Total CH₄ emissions were 22.3% greater for PG treatment. These greater emissions were not expected, as previously discussed, because the inclusion of PG in the concentrate might have changed the fermentation pattern, resulting in lower CH₄ emission. We believe that propylene glycol could have escaped ruminal fermentation and absorbed in the small intestine and converted to glucose in the liver [43]. Previous studies have indicated that propylene glycol can be rapidly absorbed from the rumen without affecting ruminal fermentation [20,48]. This aspect could have occurred, and although VFA was not evaluated, probably there were no changes in the acetate:propionate ratio, since acetate is directly related to CH₄ production. Average CH₄ emission per kg of cold carcass, or kg of product, was 0.243 kg.

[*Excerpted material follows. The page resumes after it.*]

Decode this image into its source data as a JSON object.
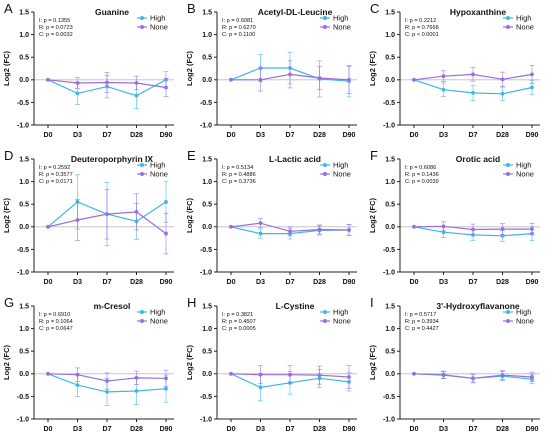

The concept of CH₄ emission intensity, based on emissions per unit of product, seems to reflect more precisely the effects of mitigation practices in intake, CH₄ emission, and productivity of an animal [7].

The animals in this study had unsatisfactory performance, with lower body weight gain and carcass yields than expected. However, CH₄ emissions based on productive parameters were not affected by the addition of ZnSO₄ and propylene glycol. It is important to correlate CH₄ emissions with productive parameters, as some studies indicate that ruminants raised on native pastures are the greatest CH₄ emitters. For the development of inventories and establishment of mitigation practices, this information should be associated with the carbon footprint for production of meat and other animal products.

5. Conclusions

The results of this study indicate that Zinc sulfate and propylene glycol have no beneficial effects in mitigating CH₄ emissions from sheep grazing native pastures in the Caatinga region. CH₄ emissions from sheep grazing native pastures in the Caatinga region change throughout the rainy season due to fluctuations in availability and quality of pasture biomass. Moreover, the inclusion of zinc sulfate or propylene glycol did not improve animal feed intake, nutrient digestibility, and animal performance.